I have just returned from White Sands National Monument (WHSA) in New Mexico. The team was doing more fieldwork on the human and megafauna tracks preserved there and the plan was also to be on hand for the publication of our first paper from the site in Science Advances last Wednesday (25 April 2018). It proved a stressful week. Dealing with press queries from the desert with poor mobile phone reception in searing heat was not easy. I am not sure I will choose to be in the field for the next instalment which we are currently preparing!
White Sands is an amazing place, probably the whitest place I have ever been. It known for having the largest gypsum sand dunes in the World, and less known for the Alkali Flat which is a huge eroded Pleistocene lake bed and the source of the sand. The playa is in co-use with the US Military, part of the White Sands Missile Range, and was the birth place of the US Space Programme and countless missile tests.
The story we published last week is based around the first discovery of human footprints at White Sands and more importantly their association with giant ground sloth tracks which became extinct at the end of the Pleistocene. I was out there with David Bustos (Resource Manager at WHSA) in April 2017 when we first discovered the human tracks and more importantly human tracks superimposed in those of sloth. In fact I was lying on the desert floor paint brush in hand sweeping out the infill of the track when the first of these special tracks was revealed.
In time, a whole trackway of these double prints emerged, and at the end a circle of tracks, which appear to record how the sloth reared up on its hind legs and swung it forelegs at the human that followed (or stalked) in its tracks. A line of toe impressions give evidence to a possible second hunter trying to strike while the sloth was distracted. It was an exciting time reading the clues left by this animal interactions, such interactions are very rare in the ichnological record (trace fossils). Ground sloth would have been formidable prey with long forearms tipped by viscous claws.

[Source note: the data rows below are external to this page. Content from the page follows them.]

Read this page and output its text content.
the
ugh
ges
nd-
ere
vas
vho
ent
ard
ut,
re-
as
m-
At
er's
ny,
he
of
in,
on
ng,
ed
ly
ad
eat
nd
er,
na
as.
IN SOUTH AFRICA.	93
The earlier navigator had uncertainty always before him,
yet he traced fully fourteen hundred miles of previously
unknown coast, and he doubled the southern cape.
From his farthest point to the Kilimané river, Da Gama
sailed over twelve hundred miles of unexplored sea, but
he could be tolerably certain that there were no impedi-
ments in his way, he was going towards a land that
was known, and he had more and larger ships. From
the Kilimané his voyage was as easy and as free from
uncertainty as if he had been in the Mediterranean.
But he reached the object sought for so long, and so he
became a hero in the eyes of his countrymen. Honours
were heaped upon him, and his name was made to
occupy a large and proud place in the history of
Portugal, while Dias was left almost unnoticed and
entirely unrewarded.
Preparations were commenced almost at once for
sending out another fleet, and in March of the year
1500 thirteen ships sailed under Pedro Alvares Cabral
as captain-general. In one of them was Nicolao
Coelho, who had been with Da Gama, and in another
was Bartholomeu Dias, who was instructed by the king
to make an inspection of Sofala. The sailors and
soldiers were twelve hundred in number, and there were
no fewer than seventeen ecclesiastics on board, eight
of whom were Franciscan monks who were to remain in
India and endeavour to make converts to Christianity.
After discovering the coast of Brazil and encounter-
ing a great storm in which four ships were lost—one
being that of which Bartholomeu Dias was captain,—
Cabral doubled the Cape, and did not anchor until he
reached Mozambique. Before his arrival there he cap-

Reading the tracks in the field I was confident about what had taken place, but it took a lot to convince those authors on our paper who had not seen the tracks directly. Were the humans simply teasing or harassing the sloth because it was fun? Where is the evidence of the intent to hunt? These are the questions which my co-authors posed as we wrote the paper up for publication. It was a piece of work suggested by Dave Raichlen one of the co-authors that helped convince many on the team. He suggested we look at the tortuosity of the sloth tracks. They proved to be more twisted and tortuous (with lots of twists and turns) where human tracks were present and relatively straighter were they were not. The sloths were taking evasive action in the presence of humans. This was not a one-off behaviour, but a common one. You can’t rule out some of the alternatives, but I believe that hunting is the only realistic explanation; who would provoke a fearsome animal without just cause? There was a social media post last week that re-drew our reconstruction to look like a sloth dancing at a disco: one of the least likely interpretations of the trackways!
What comes next? Well we are already working on the next paper and story to come out of White Sands and it is another exciting story of behavioural ecology in the Terminal Pleistocene. We hope to have it published later this year.